Thank you very much, Saaqib Mahmood, for your text.
I copied and pasted it:
Theorem 6.19 on pp.132-133:
Suppose $\varphi$ is a strictly increasing continuous function that maps an interval $[ A, B]$ onto $[ a, b]$. Suppose $\alpha$ is monotonically increasing on $[ a, b]$ and $f \in \mathscr{R}(\alpha)$ on $[a, b]$. Define $\beta$ and $g$ on $[ A, B]$ by $$ \beta(y) = \alpha \left( \varphi(y) \right), \qquad g(y) = f \left( \varphi(y) \right). \tag{36} $$ Then $g \in \mathscr{R}(\beta)$ and $$ \int_A^B g \ \mathrm{d} \beta = \int_a^b f \ \mathrm{d} \alpha. \tag{37} $$
Corollary:
Let us note the following special case:
Take $\alpha(x) = x$. Then $\beta=\phi$. Assume $\phi' \in \mathscr{R}$ on $[A, B]$. If Theorem 6.17 is applied to the left side of (37), we obtain
$$\int_a^b f(x) \ \mathrm{d} x = \int_A^B f(\phi(y)) \phi'(y) \mathrm{d} y. \tag{39}$$
In many other books, there is the following theorem instead of the above corollay.
Theorem A:
Suppose that $\phi$ is a differentiable function on $[A, B]$.

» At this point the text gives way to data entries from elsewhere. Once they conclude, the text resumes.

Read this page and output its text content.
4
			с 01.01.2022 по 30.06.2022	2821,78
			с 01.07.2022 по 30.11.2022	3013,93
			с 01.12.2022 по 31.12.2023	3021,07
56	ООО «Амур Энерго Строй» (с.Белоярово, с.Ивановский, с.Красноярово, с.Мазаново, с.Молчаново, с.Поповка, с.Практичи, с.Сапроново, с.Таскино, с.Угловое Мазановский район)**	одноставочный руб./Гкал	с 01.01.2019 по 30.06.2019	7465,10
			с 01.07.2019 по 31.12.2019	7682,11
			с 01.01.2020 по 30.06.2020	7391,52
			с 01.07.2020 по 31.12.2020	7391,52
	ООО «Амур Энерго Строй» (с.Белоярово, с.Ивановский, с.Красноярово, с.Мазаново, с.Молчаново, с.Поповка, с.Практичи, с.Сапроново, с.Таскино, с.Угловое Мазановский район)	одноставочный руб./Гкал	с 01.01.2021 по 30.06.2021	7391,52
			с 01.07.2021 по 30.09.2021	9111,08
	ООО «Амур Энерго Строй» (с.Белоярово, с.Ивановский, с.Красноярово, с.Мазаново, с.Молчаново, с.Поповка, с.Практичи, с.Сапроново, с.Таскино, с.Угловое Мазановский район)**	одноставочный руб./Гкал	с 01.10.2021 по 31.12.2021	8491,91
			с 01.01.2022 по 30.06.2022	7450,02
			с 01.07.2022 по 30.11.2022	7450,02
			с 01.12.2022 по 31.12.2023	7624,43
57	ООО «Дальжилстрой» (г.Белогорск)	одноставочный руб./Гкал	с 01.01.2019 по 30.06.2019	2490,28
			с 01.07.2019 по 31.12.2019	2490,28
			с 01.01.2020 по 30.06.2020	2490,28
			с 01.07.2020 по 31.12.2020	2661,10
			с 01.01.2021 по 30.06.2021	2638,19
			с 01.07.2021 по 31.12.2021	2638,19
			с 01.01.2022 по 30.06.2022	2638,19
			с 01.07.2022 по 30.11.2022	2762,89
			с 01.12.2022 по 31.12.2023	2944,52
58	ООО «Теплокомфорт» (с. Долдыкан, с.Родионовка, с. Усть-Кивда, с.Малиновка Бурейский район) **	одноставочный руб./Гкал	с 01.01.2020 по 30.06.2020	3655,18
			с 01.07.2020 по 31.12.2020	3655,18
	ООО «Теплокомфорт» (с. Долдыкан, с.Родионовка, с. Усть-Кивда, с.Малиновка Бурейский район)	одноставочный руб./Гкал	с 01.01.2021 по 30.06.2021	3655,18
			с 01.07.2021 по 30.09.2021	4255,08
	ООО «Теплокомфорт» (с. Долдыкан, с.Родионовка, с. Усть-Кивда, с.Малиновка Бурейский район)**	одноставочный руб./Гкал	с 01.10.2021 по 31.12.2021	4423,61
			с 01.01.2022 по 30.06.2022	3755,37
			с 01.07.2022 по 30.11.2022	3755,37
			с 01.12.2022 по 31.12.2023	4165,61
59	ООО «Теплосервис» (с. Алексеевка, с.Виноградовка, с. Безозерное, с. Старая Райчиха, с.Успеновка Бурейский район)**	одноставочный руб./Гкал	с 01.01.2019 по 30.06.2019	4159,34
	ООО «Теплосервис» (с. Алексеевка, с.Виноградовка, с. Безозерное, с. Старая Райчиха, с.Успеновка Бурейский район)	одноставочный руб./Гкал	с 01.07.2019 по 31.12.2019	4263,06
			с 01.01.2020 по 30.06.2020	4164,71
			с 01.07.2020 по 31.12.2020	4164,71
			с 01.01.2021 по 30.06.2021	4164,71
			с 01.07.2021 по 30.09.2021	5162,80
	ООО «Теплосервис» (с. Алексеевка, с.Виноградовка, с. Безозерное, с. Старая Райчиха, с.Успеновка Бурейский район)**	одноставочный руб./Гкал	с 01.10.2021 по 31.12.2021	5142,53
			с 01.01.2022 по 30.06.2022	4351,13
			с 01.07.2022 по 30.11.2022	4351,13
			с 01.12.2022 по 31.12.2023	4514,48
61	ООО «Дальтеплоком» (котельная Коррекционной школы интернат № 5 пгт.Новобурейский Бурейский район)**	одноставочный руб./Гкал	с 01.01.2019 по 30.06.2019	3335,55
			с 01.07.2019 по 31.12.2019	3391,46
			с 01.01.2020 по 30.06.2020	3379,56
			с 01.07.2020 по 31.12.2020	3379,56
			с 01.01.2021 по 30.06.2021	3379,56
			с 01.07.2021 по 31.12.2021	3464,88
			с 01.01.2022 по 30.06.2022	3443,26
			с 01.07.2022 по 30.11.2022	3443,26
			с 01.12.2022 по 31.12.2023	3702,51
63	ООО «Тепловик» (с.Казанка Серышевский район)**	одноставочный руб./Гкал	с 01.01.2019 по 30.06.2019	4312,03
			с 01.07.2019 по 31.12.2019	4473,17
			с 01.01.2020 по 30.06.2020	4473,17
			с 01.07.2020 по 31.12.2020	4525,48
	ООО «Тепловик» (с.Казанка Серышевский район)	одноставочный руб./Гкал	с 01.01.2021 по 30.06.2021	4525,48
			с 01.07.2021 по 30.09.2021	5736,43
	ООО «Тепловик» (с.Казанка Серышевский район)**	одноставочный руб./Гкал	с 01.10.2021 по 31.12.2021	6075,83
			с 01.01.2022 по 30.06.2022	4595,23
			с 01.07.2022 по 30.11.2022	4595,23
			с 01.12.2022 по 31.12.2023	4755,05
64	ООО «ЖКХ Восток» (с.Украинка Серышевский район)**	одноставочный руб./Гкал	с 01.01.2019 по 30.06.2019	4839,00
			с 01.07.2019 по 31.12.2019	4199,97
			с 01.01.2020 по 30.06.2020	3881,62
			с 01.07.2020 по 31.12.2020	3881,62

Suppose that $\phi([A, B]) \subset [a, b]$.
Suppose that $\phi' \in \mathscr{R}$ on $[A, B]$.
Suppose $f$ is continuous on $[a, b]$.
Then $f(\phi(y)) \phi'(y) \in \mathscr{R}$ on $[A, B]$ and
$$ \int_A^B f(\phi(y)) \phi'(y) \ \mathrm{d} y = \int_{\phi(A)}^{\phi(B)} f(x) \ \mathrm{d} x.$$
My questions are here:
- Rudin didn't write Theorem A in his book. Why?
- About $\phi$, I think Theorem A is more general than Rudin's corollary. About $f$, I think Rudin's corollary is more general than Theorem A. Which theorem is more useful for applications?